Cross-cultural coalitions have ruled Los Angeles politics for decades, helping elect both Black and Latino politicians to top leadership roles in the huge racially and ethnically diverse city.
But a shocking recording of racist comments by the City Council president has laid bare the tensions over political power that have been quietly simmering between the Latino and Black communities.
Nury Martinez, the first Latina elected president of the Los Angeles City Council, resigned from her leadership role last week, then from the council altogether, after a leaked recording surfaced of her making racist remarks and other coarse comments in discussion with other Hispanic leaders.

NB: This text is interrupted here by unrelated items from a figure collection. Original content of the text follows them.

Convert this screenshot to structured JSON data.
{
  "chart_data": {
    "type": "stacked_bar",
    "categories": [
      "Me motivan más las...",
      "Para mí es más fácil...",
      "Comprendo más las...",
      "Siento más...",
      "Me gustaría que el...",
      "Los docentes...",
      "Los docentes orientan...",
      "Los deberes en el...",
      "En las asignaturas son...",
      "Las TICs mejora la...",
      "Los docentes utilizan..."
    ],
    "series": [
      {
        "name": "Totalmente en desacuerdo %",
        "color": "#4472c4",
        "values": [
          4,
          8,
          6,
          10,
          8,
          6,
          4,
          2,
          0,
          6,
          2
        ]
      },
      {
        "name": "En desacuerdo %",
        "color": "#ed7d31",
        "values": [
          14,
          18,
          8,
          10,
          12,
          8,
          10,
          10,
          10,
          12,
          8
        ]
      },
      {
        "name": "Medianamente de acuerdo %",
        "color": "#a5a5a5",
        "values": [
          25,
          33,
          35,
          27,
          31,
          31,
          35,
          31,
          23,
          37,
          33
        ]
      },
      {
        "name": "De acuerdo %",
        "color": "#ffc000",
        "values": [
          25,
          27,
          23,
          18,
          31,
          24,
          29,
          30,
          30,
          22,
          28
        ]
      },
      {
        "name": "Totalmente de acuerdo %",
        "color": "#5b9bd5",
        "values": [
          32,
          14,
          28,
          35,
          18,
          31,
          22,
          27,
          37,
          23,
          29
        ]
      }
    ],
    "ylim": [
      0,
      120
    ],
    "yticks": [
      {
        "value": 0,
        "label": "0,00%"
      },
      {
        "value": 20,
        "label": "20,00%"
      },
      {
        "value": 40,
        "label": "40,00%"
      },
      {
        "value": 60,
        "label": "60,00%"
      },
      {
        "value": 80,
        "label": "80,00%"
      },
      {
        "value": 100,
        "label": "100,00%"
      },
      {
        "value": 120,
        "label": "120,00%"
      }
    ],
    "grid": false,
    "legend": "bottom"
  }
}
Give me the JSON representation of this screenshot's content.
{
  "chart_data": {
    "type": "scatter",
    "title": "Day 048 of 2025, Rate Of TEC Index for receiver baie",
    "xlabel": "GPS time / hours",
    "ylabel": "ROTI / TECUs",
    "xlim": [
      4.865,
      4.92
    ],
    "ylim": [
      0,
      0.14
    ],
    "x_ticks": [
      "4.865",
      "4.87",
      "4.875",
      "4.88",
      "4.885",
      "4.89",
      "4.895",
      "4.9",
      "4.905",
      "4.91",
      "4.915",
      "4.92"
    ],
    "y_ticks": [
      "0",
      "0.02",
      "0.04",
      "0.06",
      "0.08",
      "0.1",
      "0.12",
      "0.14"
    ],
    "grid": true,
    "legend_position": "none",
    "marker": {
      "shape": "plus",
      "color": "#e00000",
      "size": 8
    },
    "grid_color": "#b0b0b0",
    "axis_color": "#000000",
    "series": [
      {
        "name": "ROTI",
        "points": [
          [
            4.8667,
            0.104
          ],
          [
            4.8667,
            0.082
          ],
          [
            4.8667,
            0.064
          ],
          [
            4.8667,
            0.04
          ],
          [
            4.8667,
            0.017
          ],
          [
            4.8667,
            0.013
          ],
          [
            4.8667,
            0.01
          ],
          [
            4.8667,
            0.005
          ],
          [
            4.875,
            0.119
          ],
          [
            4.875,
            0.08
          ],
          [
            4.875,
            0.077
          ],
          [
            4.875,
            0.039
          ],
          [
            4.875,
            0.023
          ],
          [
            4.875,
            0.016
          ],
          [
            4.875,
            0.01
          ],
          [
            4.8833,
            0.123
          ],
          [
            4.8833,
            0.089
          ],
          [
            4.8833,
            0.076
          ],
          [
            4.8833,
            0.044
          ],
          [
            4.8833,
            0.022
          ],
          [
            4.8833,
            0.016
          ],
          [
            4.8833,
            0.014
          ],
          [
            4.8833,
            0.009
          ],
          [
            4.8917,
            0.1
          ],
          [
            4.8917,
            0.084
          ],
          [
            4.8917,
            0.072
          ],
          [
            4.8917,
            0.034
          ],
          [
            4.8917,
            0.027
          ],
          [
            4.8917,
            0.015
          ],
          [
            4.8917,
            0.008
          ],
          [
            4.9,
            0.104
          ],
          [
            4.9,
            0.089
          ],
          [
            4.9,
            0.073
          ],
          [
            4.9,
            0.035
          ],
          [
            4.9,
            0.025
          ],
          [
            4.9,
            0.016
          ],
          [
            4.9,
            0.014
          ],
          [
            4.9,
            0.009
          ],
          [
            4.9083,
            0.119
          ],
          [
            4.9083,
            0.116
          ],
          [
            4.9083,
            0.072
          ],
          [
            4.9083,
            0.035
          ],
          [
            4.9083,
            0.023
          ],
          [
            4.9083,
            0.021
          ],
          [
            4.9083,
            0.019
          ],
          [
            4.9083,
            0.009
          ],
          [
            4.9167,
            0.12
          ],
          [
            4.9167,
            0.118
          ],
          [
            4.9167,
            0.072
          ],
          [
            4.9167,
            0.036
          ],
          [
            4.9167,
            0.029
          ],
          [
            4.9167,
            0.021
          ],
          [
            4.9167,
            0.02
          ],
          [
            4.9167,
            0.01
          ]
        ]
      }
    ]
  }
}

Martinez said in the recorded conversation, first reported by the Los Angeles Times, that white Councilmember Mike Bonin handled his young Black son as if he were an “accessory,” and described the son as behaving “parece changuito,” or like a monkey. She also made denigrating comments about other groups, including Indigenous Mexicans from the southern state of Oaxaca, who she termed “feos,” or ugly.
The recording, released anonymously a year after it was made, stunned and hurt many in the Black community, which makes up a little less than 9% of the city’s roughly four million residents. Concerns inside that group, which has long counted on council seats and other city posts in heavily African American neighborhoods, have been growing in recent years as the Latino share of the population has swollen to nearly half and Hispanic politicians have started assuming more high-ranking roles.
Danny J. Bakewell, Sr., the executive publisher of the Los Angeles Sentinel, a Black-run newspaper, wrote afterward of “the cancerous divisiveness that has been secretly harming our progress.”
“To discover that these conversations are a part of the dialogue of the very people entrusted to lead the city of Los Angeles and to realize that there is a plot amongst them to minimize the voice and political power of the Black community makes it even more reprehensible,” Bakewell added.
The now-infamous conversation about frustrations over redistricting maps produced by a city commission was recorded in October 2021. The others present were Councilmembers Gil Cedillo and Kevin de León and Los Angeles County Federation of Labor President Ron Herrera.
Martinez referred to Bonin, who is gay, as a “little bitch” and De León called Bonin the council’s “fourth Black member.”
For the Rev. Eddie Anderson, the Black senior pastor of the McCarty Memorial Christian Church in Los Angeles, the “horrific statements by the highest officials in local government” were just part of “a plan to dilute the Black vote and power in our community.”
“There was a real plan of Black erasure, of people who have been here a long time building this city,” Anderson said.